Pero él no quiere pelear. Sólo quiere regresar al fortín y después, bañado con agua de pozo, salir en busca de Rosaura. Hasta agua florida quiere ponerse, como cuando andaba de bailarín por los ranchos. Ya se ve la empalizada del fuerte y en lo alto el mangrullo y más allá los ranchos del pueblito de frontera.
– ¿Cómo que no hay nadie?
– No, no hay nadie, mozo. Ayer noche, el boticario y su hija se fueron del pueblo. El hombre temía por su hija. Me lo dijo a mí, que fui su amigo durante muchos años.
– ¿No sabe adonde fueron?
– Pa mí que a Buenos Aires.
– ¡Dios mío!
– ¿Qué le pasa mozo, se siente mal?
– Rosaura…
– ¿La conocía?
– Sí…
– Yo creo que se fueron a Buenos Aires o al Rosario… él era de Rosario ¿sabe?… Lo único que sé es que se asustó mucho después del malón. No podía soportar la idea de que a su hija la llevaran cautiva. Se hubiera muerto el hombre. Así que se fue.
– Se fue… se fue… -murmuró Anselmo atontado por la noticia.
– Más mejor para ellos ¿no? -comentó el hombre.
– Sí, mejor para ellos.
El abuelo de mi abuelo está llorando por el amor perdido. Me da pena verlo así, a los dieciséis años, en un fortín de la pampa. Solo, sin amor, sin perro que le ladre. Y no es cierto que los hombres no lloran. El llora porque no está Rosaura y va a ser muy difícil que la vuelva a encontrar. Llora como un chico, como un hombre, cuando aparece el cabo Páez y comienza a burlarse de él.

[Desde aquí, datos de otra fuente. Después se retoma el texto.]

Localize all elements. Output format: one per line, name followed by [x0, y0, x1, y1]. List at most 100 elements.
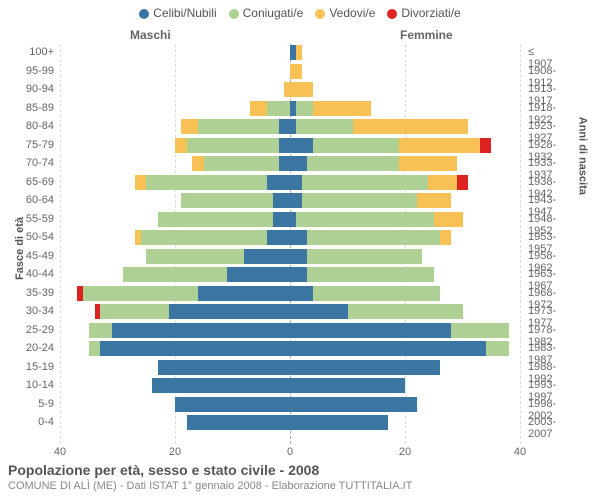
bar-segment-female-vedovi [417, 193, 452, 208]
plot-area: 100+≤ 190795-991908-191290-941913-191785… [60, 44, 520, 444]
age-row: 5-91998-2002 [60, 396, 520, 413]
age-row: 55-591948-1952 [60, 211, 520, 228]
bar-segment-female-vedovi [399, 138, 480, 153]
bar-segment-male-divorziati [77, 286, 83, 301]
age-row: 85-891918-1922 [60, 100, 520, 117]
age-row: 30-341973-1977 [60, 303, 520, 320]
age-label: 100+ [16, 46, 54, 58]
age-label: 85-89 [16, 102, 54, 114]
legend-swatch [315, 9, 325, 19]
bar-segment-male-coniugati [123, 267, 227, 282]
age-label: 40-44 [16, 268, 54, 280]
age-row: 20-241983-1987 [60, 340, 520, 357]
bar-segment-male-vedovi [181, 119, 198, 134]
bar-segment-female-vedovi [428, 175, 457, 190]
x-axis-tick: 20 [399, 446, 411, 458]
legend-swatch [387, 9, 397, 19]
left-side-title: Maschi [130, 28, 171, 42]
age-row: 10-141993-1997 [60, 377, 520, 394]
bar-segment-female-coniugati [348, 304, 463, 319]
age-row: 60-641943-1947 [60, 192, 520, 209]
bar-segment-male-coniugati [100, 304, 169, 319]
bar-segment-female-celibi [290, 397, 417, 412]
bar-segment-female-coniugati [313, 286, 440, 301]
age-label: 10-14 [16, 379, 54, 391]
bar-segment-female-celibi [290, 267, 307, 282]
bar-segment-female-celibi [290, 156, 307, 171]
bar-segment-male-coniugati [89, 341, 101, 356]
bar-segment-female-coniugati [307, 249, 422, 264]
age-row: 80-841923-1927 [60, 118, 520, 135]
caption-title: Popolazione per età, sesso e stato civil… [8, 462, 319, 478]
caption-subtitle: COMUNE DI ALÌ (ME) - Dati ISTAT 1° genna… [8, 480, 412, 492]
legend-item: Celibi/Nubili [139, 6, 216, 20]
bar-segment-male-celibi [227, 267, 290, 282]
birth-year-label: 2003-2007 [528, 416, 556, 440]
bar-segment-male-coniugati [146, 175, 267, 190]
bar-segment-female-vedovi [440, 230, 452, 245]
age-label: 70-74 [16, 157, 54, 169]
age-row: 95-991908-1912 [60, 63, 520, 80]
age-row: 45-491958-1962 [60, 248, 520, 265]
bar-segment-male-celibi [187, 415, 291, 430]
bar-segment-female-celibi [290, 230, 307, 245]
bar-segment-female-coniugati [451, 323, 509, 338]
bar-segment-male-coniugati [198, 119, 279, 134]
bar-segment-female-coniugati [313, 138, 399, 153]
bar-segment-female-celibi [290, 175, 302, 190]
age-label: 15-19 [16, 361, 54, 373]
bar-segment-female-vedovi [434, 212, 463, 227]
bar-segment-male-coniugati [181, 193, 273, 208]
grid-line [520, 44, 521, 444]
age-label: 95-99 [16, 65, 54, 77]
age-label: 20-24 [16, 342, 54, 354]
age-label: 90-94 [16, 83, 54, 95]
bar-segment-female-celibi [290, 378, 405, 393]
age-row: 75-791928-1932 [60, 137, 520, 154]
bar-segment-female-vedovi [290, 64, 302, 79]
age-label: 65-69 [16, 176, 54, 188]
age-row: 40-441963-1967 [60, 266, 520, 283]
age-row: 25-291978-1982 [60, 322, 520, 339]
bar-segment-male-vedovi [175, 138, 187, 153]
bar-segment-female-celibi [290, 360, 440, 375]
bar-segment-male-coniugati [267, 101, 290, 116]
bar-segment-male-celibi [152, 378, 290, 393]
age-label: 0-4 [16, 416, 54, 428]
bar-segment-female-celibi [290, 341, 486, 356]
bar-segment-female-coniugati [307, 230, 439, 245]
bar-segment-female-vedovi [296, 45, 302, 60]
bar-segment-female-coniugati [307, 267, 434, 282]
bar-segment-male-vedovi [135, 175, 147, 190]
bar-segment-female-coniugati [296, 101, 313, 116]
legend-swatch [229, 9, 239, 19]
age-row: 70-741933-1937 [60, 155, 520, 172]
bar-segment-male-celibi [169, 304, 290, 319]
age-row: 65-691938-1942 [60, 174, 520, 191]
bar-segment-male-celibi [112, 323, 290, 338]
bar-segment-male-celibi [273, 193, 290, 208]
legend-label: Vedovi/e [329, 6, 375, 20]
bar-segment-male-coniugati [141, 230, 268, 245]
age-label: 30-34 [16, 305, 54, 317]
legend-item: Divorziati/e [387, 6, 460, 20]
age-row: 100+≤ 1907 [60, 44, 520, 61]
bar-segment-female-celibi [290, 415, 388, 430]
legend-label: Celibi/Nubili [153, 6, 216, 20]
bar-segment-male-celibi [267, 175, 290, 190]
bar-segment-male-celibi [175, 397, 290, 412]
bar-segment-male-celibi [100, 341, 290, 356]
bar-segment-female-coniugati [486, 341, 509, 356]
legend-item: Coniugati/e [229, 6, 304, 20]
legend-swatch [139, 9, 149, 19]
bar-segment-female-coniugati [307, 156, 399, 171]
bar-segment-male-celibi [244, 249, 290, 264]
x-axis-tick: 20 [169, 446, 181, 458]
bar-segment-female-vedovi [313, 101, 371, 116]
bar-segment-male-celibi [267, 230, 290, 245]
y-axis-right-title: Anni di nascita [576, 117, 588, 195]
age-label: 50-54 [16, 231, 54, 243]
bar-segment-male-coniugati [89, 323, 112, 338]
bar-segment-male-coniugati [158, 212, 273, 227]
bar-segment-male-celibi [279, 119, 291, 134]
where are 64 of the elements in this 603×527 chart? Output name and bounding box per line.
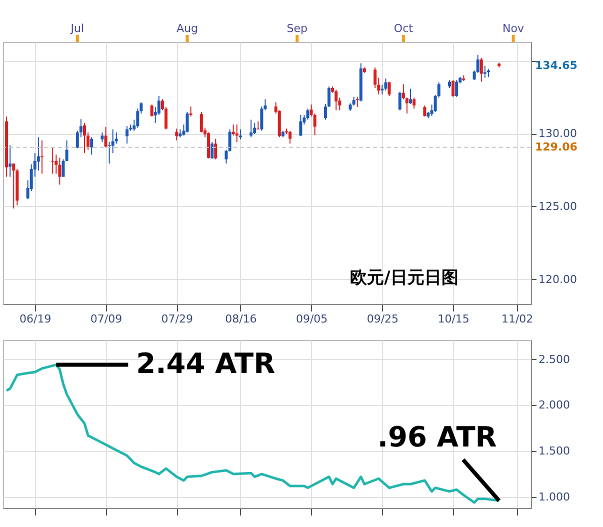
candlestick <box>224 149 228 164</box>
candlestick <box>150 104 154 118</box>
x2-tick-label: Oct <box>394 22 414 35</box>
x-tick-label: 08/16 <box>225 312 257 326</box>
x-tick-label: 07/09 <box>90 312 122 326</box>
x2-tick-label: Nov <box>502 22 525 35</box>
candlestick <box>455 80 458 98</box>
candlestick <box>83 122 86 154</box>
y-tick-label: 2.500 <box>538 352 570 366</box>
candlestick <box>175 128 178 141</box>
candlestick <box>235 124 238 142</box>
y-tick-label: 2.000 <box>538 398 570 412</box>
candlestick <box>238 128 242 140</box>
candlestick <box>58 157 62 186</box>
candlestick <box>108 141 111 164</box>
candlestick <box>409 88 412 104</box>
candlestick <box>306 108 310 120</box>
candlestick <box>90 136 94 156</box>
x2-tick-label: Jul <box>70 22 84 35</box>
annotation: 2.44 ATR <box>136 346 276 380</box>
candlestick <box>384 78 388 92</box>
candlestick <box>288 130 292 144</box>
y-tick-label: 130.00 <box>538 127 577 140</box>
x-tick-label: 09/05 <box>296 312 328 326</box>
x-tick-label: 10/15 <box>438 312 470 326</box>
y-tick-label: 1.000 <box>538 490 570 504</box>
y-tick-label: 1.500 <box>538 444 570 458</box>
candlestick <box>398 91 402 111</box>
x-tick-label: 06/19 <box>20 312 52 326</box>
candlestick <box>356 96 359 108</box>
candlestick <box>334 89 338 111</box>
candlestick <box>12 163 16 210</box>
candlestick <box>423 104 426 118</box>
candlestick <box>189 106 192 118</box>
candlestick <box>452 80 455 98</box>
candlestick <box>388 81 391 96</box>
candlestick <box>100 132 104 142</box>
candlestick <box>214 138 218 160</box>
candlestick <box>126 126 129 144</box>
ref-line-label: 129.06 <box>535 140 578 154</box>
candlestick <box>186 111 189 133</box>
candlestick <box>65 140 68 162</box>
y-tick-label: 120.00 <box>538 272 577 286</box>
candlestick <box>8 144 12 178</box>
candlestick <box>210 141 214 159</box>
candlestick <box>412 97 416 110</box>
x-tick-label: 07/29 <box>161 312 193 326</box>
candlestick <box>480 57 483 82</box>
candlestick <box>299 114 302 137</box>
candlestick <box>200 111 203 133</box>
y-tick-label: 125.00 <box>538 200 577 213</box>
x2-tick-label: Sep <box>286 22 308 35</box>
candlestick <box>250 119 253 138</box>
x-tick-label: 11/02 <box>501 312 534 326</box>
annotation: 欧元/日元日图 <box>350 268 458 288</box>
text: 134.65 <box>535 59 578 72</box>
annotation: .96 ATR <box>377 420 497 454</box>
x-tick-label: 09/25 <box>366 312 399 326</box>
x2-tick-label: Aug <box>176 22 198 35</box>
candlestick <box>483 65 486 78</box>
candlestick <box>104 126 108 148</box>
candlestick <box>228 128 232 152</box>
candlestick <box>62 158 65 178</box>
candlestick <box>253 122 256 134</box>
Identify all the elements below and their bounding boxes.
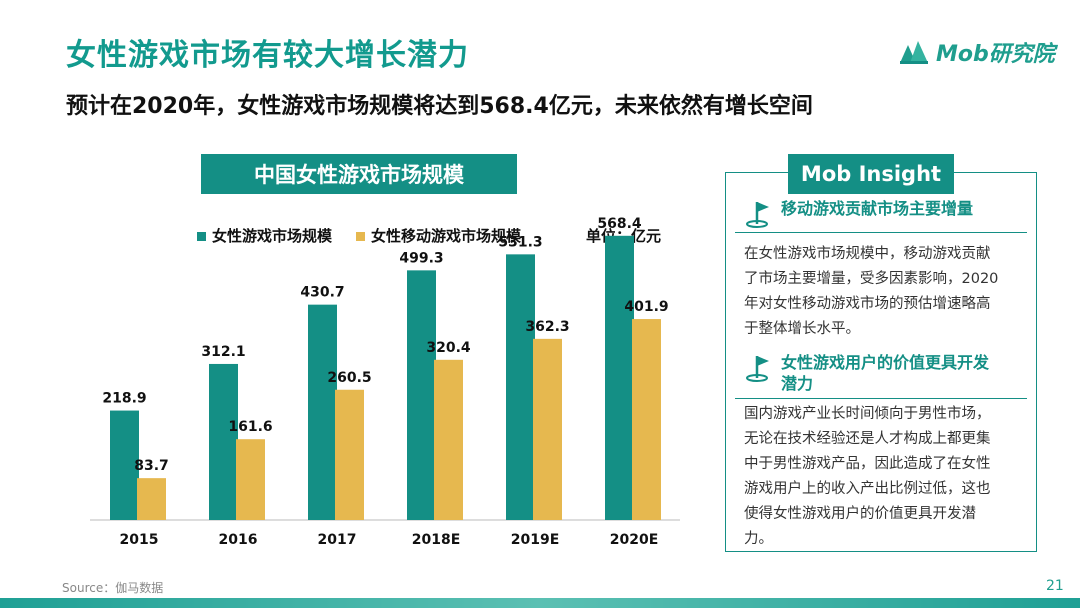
bar xyxy=(335,389,364,520)
data-label: 260.5 xyxy=(327,370,371,386)
bar xyxy=(137,478,166,520)
bottom-accent-bar xyxy=(0,598,1080,608)
legend-swatch xyxy=(197,232,206,241)
x-tick-label: 2017 xyxy=(318,532,357,548)
source-note: Source：伽马数据 xyxy=(62,581,164,595)
logo: Mob研究院 xyxy=(898,34,1055,70)
insight-section-1-body: 在女性游戏市场规模中，移动游戏贡献了市场主要增量，受多因素影响，2020年对女性… xyxy=(744,246,999,337)
data-label: 568.4 xyxy=(597,216,642,232)
x-tick-label: 2020E xyxy=(610,532,659,548)
bar xyxy=(533,338,562,520)
page-title: 女性游戏市场有较大增长潜力 xyxy=(66,38,469,73)
data-label: 401.9 xyxy=(624,299,668,315)
golf-flag-icon xyxy=(746,356,769,382)
insight-section-2-body: 国内游戏产业长时间倾向于男性市场，无论在技术经验还是人才构成上都更集中于男性游戏… xyxy=(744,406,991,547)
bar xyxy=(308,304,337,520)
bar xyxy=(632,319,661,520)
data-label: 430.7 xyxy=(300,285,344,301)
bar xyxy=(407,270,436,520)
data-label: 362.3 xyxy=(525,319,569,335)
x-tick-label: 2018E xyxy=(412,532,461,548)
insight-section-1-title: 移动游戏贡献市场主要增量 xyxy=(781,199,974,218)
golf-flag-icon xyxy=(746,202,769,228)
insight-section-2-title: 女性游戏用户的价值更具开发潜力 xyxy=(781,353,990,393)
page-number: 21 xyxy=(1046,578,1064,594)
insight-section-1-heading: 移动游戏贡献市场主要增量 xyxy=(745,198,999,228)
x-tick-label: 2016 xyxy=(219,532,258,548)
data-label: 218.9 xyxy=(102,391,146,407)
chart-title: 中国女性游戏市场规模 xyxy=(201,154,517,194)
legend-label: 女性游戏市场规模 xyxy=(212,227,333,245)
insight-divider-1 xyxy=(735,232,1027,233)
bar xyxy=(236,439,265,520)
bar xyxy=(434,359,463,520)
data-label: 320.4 xyxy=(426,340,471,356)
data-label: 83.7 xyxy=(134,458,169,474)
mob-logo-icon xyxy=(900,41,928,64)
bar xyxy=(110,410,139,520)
data-label: 531.3 xyxy=(498,234,542,250)
legend-label: 女性移动游戏市场规模 xyxy=(371,227,522,245)
bar-chart: 女性游戏市场规模女性移动游戏市场规模单位：亿元218.983.72015312.… xyxy=(90,216,680,548)
data-label: 312.1 xyxy=(201,344,245,360)
bar xyxy=(605,235,634,521)
data-label: 161.6 xyxy=(228,419,272,435)
x-tick-label: 2019E xyxy=(511,532,560,548)
data-label: 499.3 xyxy=(399,250,443,266)
legend-swatch xyxy=(356,232,365,241)
insight-section-2-heading: 女性游戏用户的价值更具开发潜力 xyxy=(745,352,999,394)
insight-divider-2 xyxy=(735,398,1027,399)
insight-header: Mob Insight xyxy=(788,154,954,194)
page-subtitle: 预计在2020年，女性游戏市场规模将达到568.4亿元，未来依然有增长空间 xyxy=(66,94,813,119)
x-tick-label: 2015 xyxy=(120,532,159,548)
logo-text: Mob研究院 xyxy=(936,42,1055,67)
bar xyxy=(506,254,535,520)
bar xyxy=(209,363,238,520)
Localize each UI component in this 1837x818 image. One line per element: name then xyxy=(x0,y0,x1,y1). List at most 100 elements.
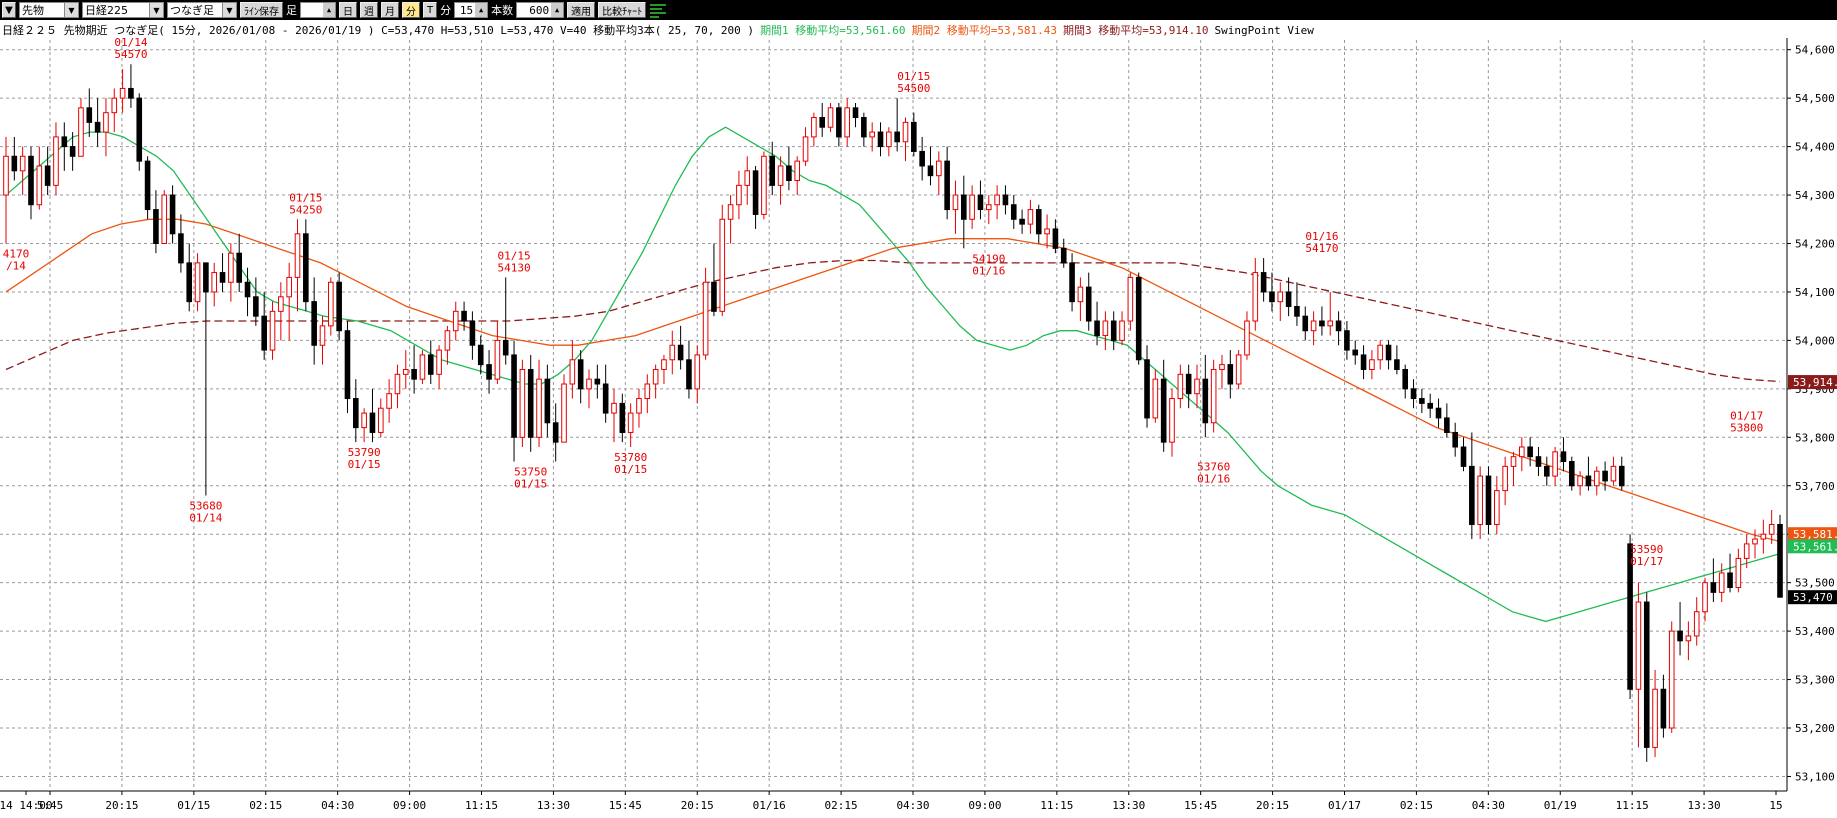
line-save-button[interactable]: ﾗｲﾝ保存 xyxy=(240,2,283,18)
candle-body xyxy=(1435,407,1442,419)
x-tick-label: 01/15 xyxy=(177,799,210,812)
swing-label-bottom: 54170 xyxy=(1305,242,1338,255)
candle-body xyxy=(1160,378,1167,443)
swing-label-top: 53590 xyxy=(1630,543,1663,556)
candle-body xyxy=(1477,475,1483,526)
candle-body xyxy=(1735,557,1742,589)
candle-body xyxy=(103,112,109,133)
candle-body xyxy=(1752,538,1758,545)
minute-button[interactable]: 分 xyxy=(402,2,420,18)
swing-label-bottom: 01/15 xyxy=(614,463,647,476)
candle-body xyxy=(702,281,709,356)
spinner-icon[interactable]: ▲ xyxy=(551,3,564,17)
candle-body xyxy=(936,160,942,177)
swing-label-bottom: 54570 xyxy=(114,48,147,61)
candle-body xyxy=(319,325,326,346)
week-button[interactable]: 週 xyxy=(360,2,378,18)
candle-body xyxy=(1643,601,1650,748)
market-value: 先物 xyxy=(22,4,44,17)
candle-body xyxy=(394,373,401,395)
day-button[interactable]: 日 xyxy=(339,2,357,18)
candle-body xyxy=(519,368,526,438)
candle-body xyxy=(1244,320,1250,356)
candle-body xyxy=(1419,398,1425,404)
x-tick-label: 01/19 xyxy=(1544,799,1577,812)
candle-body xyxy=(1602,470,1608,482)
y-tick-label: 54,100 xyxy=(1795,286,1835,299)
candle-body xyxy=(261,315,267,351)
swing-label-bottom: /14 xyxy=(6,259,26,272)
swing-label-bottom: 53800 xyxy=(1730,421,1763,434)
candle-body xyxy=(669,344,676,361)
interval-input[interactable]: 15 ▲ xyxy=(454,2,489,18)
month-button[interactable]: 月 xyxy=(381,2,399,18)
candle-body xyxy=(328,281,334,327)
x-tick-label: 20:15 xyxy=(105,799,138,812)
candle-body xyxy=(1077,286,1084,303)
candle-body xyxy=(244,281,251,298)
candle-body xyxy=(786,165,792,182)
market-select[interactable]: 先物 ▼ xyxy=(19,2,79,18)
candle-body xyxy=(278,296,284,312)
x-tick-label: 11:15 xyxy=(1616,799,1649,812)
x-axis: 14 14:005:45 20:15 01/15 02:15 04:30 09:00 11:… xyxy=(0,791,1783,812)
candle-body xyxy=(1760,533,1767,540)
candle-body xyxy=(561,383,567,443)
series-type-select[interactable]: つなぎ足 ▼ xyxy=(167,2,237,18)
candlestick-chart[interactable]: 01/14545704170/145368001/1401/1554250537… xyxy=(0,38,1837,818)
swing-label-top: 53680 xyxy=(189,499,222,512)
candle-body xyxy=(1235,354,1242,385)
candle-body xyxy=(1743,543,1750,559)
swing-annotations: 01/14545704170/145368001/1401/1554250537… xyxy=(3,38,1763,568)
candle-body xyxy=(1385,344,1392,361)
candle-body xyxy=(1668,630,1675,729)
candle-body xyxy=(1718,572,1725,593)
candle-body xyxy=(78,107,84,157)
menu-dropdown-icon[interactable]: ▼ xyxy=(2,2,16,18)
y-tick-label: 53,400 xyxy=(1795,625,1835,638)
candle-body xyxy=(969,194,975,220)
compare-chart-button[interactable]: 比較ﾁｬｰﾄ xyxy=(598,2,647,18)
ma1-path xyxy=(5,126,1781,623)
candle-body xyxy=(1102,320,1109,337)
x-tick-label: 20:15 xyxy=(1256,799,1289,812)
candle-body xyxy=(36,165,43,206)
candle-body xyxy=(677,344,684,361)
candle-body xyxy=(1577,475,1583,487)
candle-body xyxy=(811,117,817,138)
candle-body xyxy=(86,107,93,123)
candle-body xyxy=(494,339,501,380)
symbol-select[interactable]: 日経225 ▼ xyxy=(82,2,164,18)
bars-input[interactable]: 600 ▲ xyxy=(516,2,565,18)
spinner-icon[interactable]: ▲ xyxy=(475,3,488,17)
ashi-input[interactable]: ▲ xyxy=(300,2,336,18)
candle-body xyxy=(344,330,351,400)
candle-body xyxy=(144,160,151,211)
chart-lines-icon[interactable] xyxy=(649,2,667,18)
ma2-readout: 期間2 移動平均=53,581.43 xyxy=(911,24,1058,37)
candle-body xyxy=(1302,315,1309,332)
candle-body xyxy=(602,383,609,414)
candle-body xyxy=(1702,582,1708,613)
candle-body xyxy=(1535,456,1542,467)
candle-body xyxy=(844,107,850,138)
candle-body xyxy=(694,354,701,390)
candle-body xyxy=(1019,218,1025,225)
apply-button[interactable]: 適用 xyxy=(567,2,596,18)
spinner-icon[interactable]: ▲ xyxy=(323,3,335,17)
candle-body xyxy=(727,204,734,220)
candle-body xyxy=(61,136,68,148)
candle-body xyxy=(761,155,767,215)
tick-button[interactable]: T xyxy=(423,2,438,18)
candle-body xyxy=(1660,688,1667,729)
candle-body xyxy=(869,131,875,138)
y-tick-label: 54,000 xyxy=(1795,334,1835,347)
x-tick-label: 15 xyxy=(1769,799,1782,812)
candle-body xyxy=(1502,465,1508,492)
candle-body xyxy=(386,393,392,409)
candle-body xyxy=(1452,431,1458,448)
swing-label-top: 54190 xyxy=(972,252,1005,265)
candle-body xyxy=(1527,446,1533,458)
candle-body xyxy=(427,354,434,375)
x-tick-label: 15:45 xyxy=(609,799,642,812)
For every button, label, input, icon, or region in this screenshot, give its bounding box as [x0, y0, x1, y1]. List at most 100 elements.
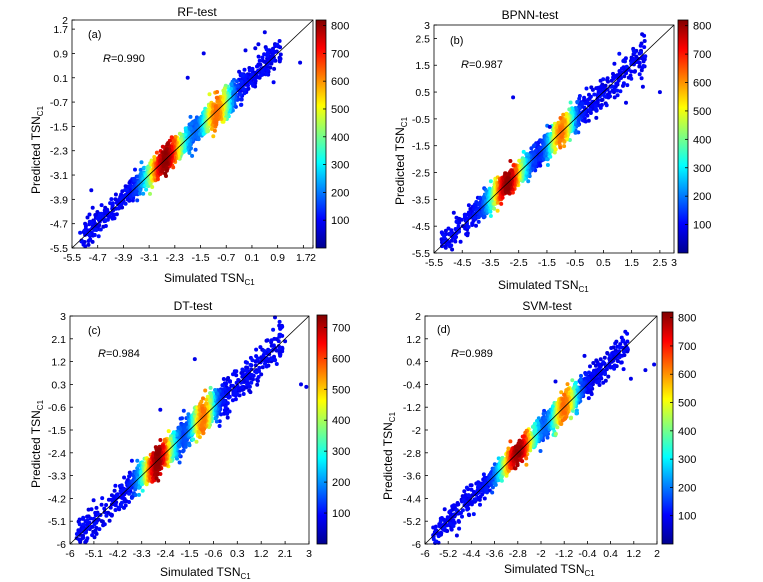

– ¡Seguro que estás llorando de miedo, ja, ja, ja!… Te creías que la milicia era un juego de chicos… Y no, mocoso… es para hombres, para machitos… no para gente como vos…
– No me moleste, cabo. No le voy a contestar.
– ¿Qué no? ¡Vas a chillar como loro cuando te ponga la mano encima!
– ¡No lo haga, don! Se lo pido por lo que más quiera.
Entonces, el cabo, de puro comedido, le da un rebencazo.
Se enfurece Anselmo. Con el poncho recogido en el antebrazo izquierdo y la mano derecha cerca del facón, resopla como un puma.
El cabo saca el sable y le da dos o tres planazos que obligan a retroceder al chico. De todos modos, está dispuesto a defenderse.
– ¡Ahora va en serio, infeliz! -le grita Páez y arroja, de filo, otro sablazo.
Anselmo detiene el golpe con el poncho. Pero Páez vuelve al ataque, esta vez tirando a fondo, hacia el pecho. Salta hacia atrás Anselmo, arroja tierra con la bota, se agacha a lo indio y contrataca a su vez con el facón. En la embestida, hiere en la mano al cabo Páez, que deja caer el sable.
Anselmo monta en su caballo y huye campo afuera. No sabe adonde ir. Está solo en la pampa.